Bilhassa müşteri 1 diyabetli kişilerde hayat kurtarıcı insülini bulan bilim adamı Sir Frederik Banting ’in doğum günü olması sebebiyle her yıl 14 Kasım, Dünya Diyabet Günü olarak kutlanmaktadır. Her yıl Dünya Şeker Hastalığı Günü etkinlikleri ve kampanyalarında, bir veya daha pozitif sene her tarafında sürekli özel bir temaya odaklanılmaktadır. 2021-2023 teması ‘Diyabet bakımına erişim ’ olarak belirlenmiştir. Çünkü hala dünya çapında milyonlarca diyabetli insan çare ve bakıma erişememektedir. Diyabetli kişiler, durumlarını yönetmek ve komplikasyonlardan sakınmak için kesintisiz bakım ve desteğe gereksinim duymaktadır. İlaç, teknoloji, yardım ve çare, ihtiyacı olan bütün diyabetli insanlara sağlanmalıdır. Hükümetler şeker hastalığı bakımı ve önleme yatırımlarını artırmalıdır.

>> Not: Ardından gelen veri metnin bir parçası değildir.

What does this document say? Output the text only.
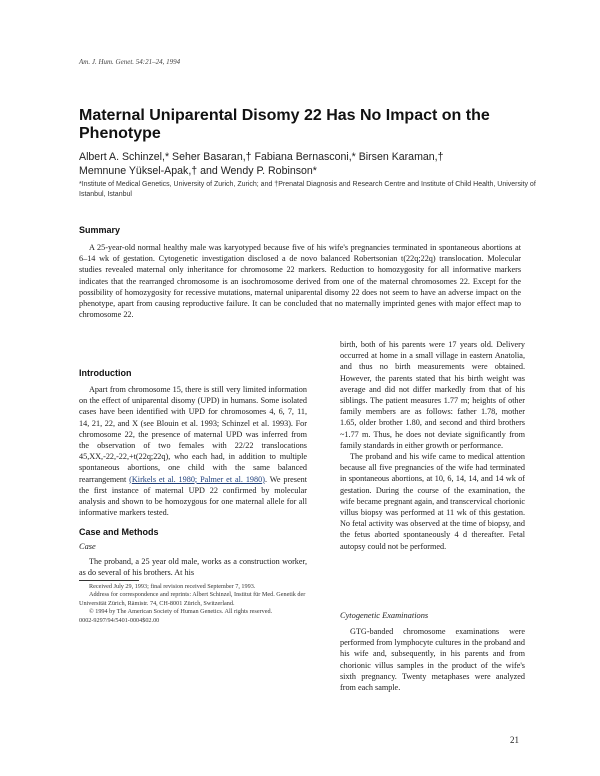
Am. J. Hum. Genet. 54:21–24, 1994
Maternal Uniparental Disomy 22 Has No Impact on the Phenotype
Albert A. Schinzel,* Seher Basaran,† Fabiana Bernasconi,* Birsen Karaman,†
Memnune Yüksel-Apak,† and Wendy P. Robinson*
*Institute of Medical Genetics, University of Zurich, Zurich; and †Prenatal Diagnosis and Research Centre and Institute of Child Health, University of Istanbul, Istanbul
Summary

A 25-year-old normal healthy male was karyotyped because five of his wife's pregnancies terminated in spontaneous abortions at 6–14 wk of gestation. Cytogenetic investigation disclosed a de novo balanced Robertsonian t(22q;22q) translocation. Molecular studies revealed maternal only inheritance for chromosome 22 markers. Reduction to homozygosity for all informative markers indicates that the rearranged chromosome is an isochromosome derived from one of the maternal chromosomes 22. Except for the possibility of homozygosity for recessive mutations, maternal uniparental disomy 22 does not seem to have an adverse impact on the phenotype, apart from causing reproductive failure. It can be concluded that no maternally imprinted genes with major effect map to chromosome 22.

Introduction

Apart from chromosome 15, there is still very limited information on the effect of uniparental disomy (UPD) in humans. Some isolated cases have been identified with UPD for chromosomes 4, 6, 7, 11, 14, 21, 22, and X (see Blouin et al. 1993; Schinzel et al. 1993). For chromosome 22, the presence of maternal UPD was inferred from the observation of two females with 22/22 translocations 45,XX,-22,-22,+t(22q;22q), who each had, in addition to multiple spontaneous abortions, one child with the same balanced rearrangement (Kirkels et al. 1980; Palmer et al. 1980). We present the first instance of maternal UPD 22 confirmed by molecular analysis and shown to be homozygous for one maternal allele for all informative markers tested.

Case and Methods
Case

The proband, a 25 year old male, works as a construction worker, as do several of his brothers. At his

Received July 29, 1993; final revision received September 7, 1993.

Address for correspondence and reprints: Albert Schinzel, Institut für Med. Genetik der Universität Zürich, Rämistr. 74, CH-8001 Zürich, Switzerland.

© 1994 by The American Society of Human Genetics. All rights reserved.

0002-9297/94/5401-0004$02.00

birth, both of his parents were 17 years old. Delivery occurred at home in a small village in eastern Anatolia, and thus no birth measurements were obtained. However, the parents stated that his birth weight was average and did not differ markedly from that of his siblings. The patient measures 1.77 m; heights of other family members are as follows: father 1.78, mother 1.65, older brother 1.80, and second and third brothers ~1.77 m. Thus, he does not deviate significantly from family standards in either growth or performance.

The proband and his wife came to medical attention because all five pregnancies of the wife had terminated in spontaneous abortions, at 10, 6, 14, 14, and 14 wk of gestation. During the course of the examination, the wife became pregnant again, and transcervical chorionic villus biopsy was performed at 11 wk of this gestation. No fetal activity was observed at the time of biopsy, and the fetus aborted spontaneously 4 d thereafter. Fetal autopsy could not be performed.

Cytogenetic Examinations

GTG-banded chromosome examinations were performed from lymphocyte cultures in the proband and his wife and, subsequently, in his parents and from chorionic villus samples in the product of the wife's sixth pregnancy. Twenty metaphases were analyzed from each sample.

21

Diyabet açısından çok sınırlı olan çare yöntemleri son yıllarda hem çare seçeneği olarak artmış ayrıca de tedavilerin yan etkileri azalıp etkinlikleri artmıştır. Özellikle iyi kontrollü ve ahenkli diyabet hastalarında yeni çare yöntemleriyle yaşam kaliteleri ve süreleri geçmiş yıllara tarafından çok uzamaktadır. Yeni geliştirilen insülin tedavileri ile birlikte keza ağrısız hem de az sayıda uygulamalar sayesinde hastaları hayat konforundan uzaklaştırmadan etkin ve kilo alma, kan şekerinde düşme gibi şikayetlere yol açmadan tedavi edebilme şansı doğmuştur. bunun dışında şeker hastalığı tedavisinde insülin açık havada birçok yeni ilaç ve çare yöntemi son yıllarda gelişme göstermiştir. GLP1 analogları ve SGLT 2 inhibitörleri gibi yeni tedaviler hastalarda keza kilo kaybı sağlamakta keza de kan şeker regülasyonunu düzenlemektedir. Daha da önemlisi bu tedavilerle birlikte kalp hastalıkları risklerinin azalmakta ve mevcut kalp hastalıklarında iyileşme görülmektedir. Yani hastalar bu tedavi yöntemleriyle ayrıca diyabet hem de yürek hastalıkları bakımından daha dinç ayla gelmeye başlamıştır. Yine son yıllarda diyabetik hastaları, özellikle konut şartlarında ağrısız ya da daha az travma ile kan şeker takiplerini yapabilmeleri amaçlı yeni müşteri glukometreler veya aralıksız kan şeker ölçümü yapabilen cilde yerleştirilen kan şeker ölçüm cihazlarıyla daha yakın kan şeker ölçümü ile daha iyi teftiş sağlama imkanına sahiptir. sonuç olarak şeker hastalığı her ne kadar dünyada ve ülkemizde hasta sayısının gitgide artarak arttığı çok manâlı bir rahatsızlık olsa da bundan böyle doğru tedavi ve yakın peşine düşüp takip ve hasta uyumu ile yüz güldürücü ve etkili sonuçların alındığı bir rahatsızlık olma yolunda ilerlemektedir.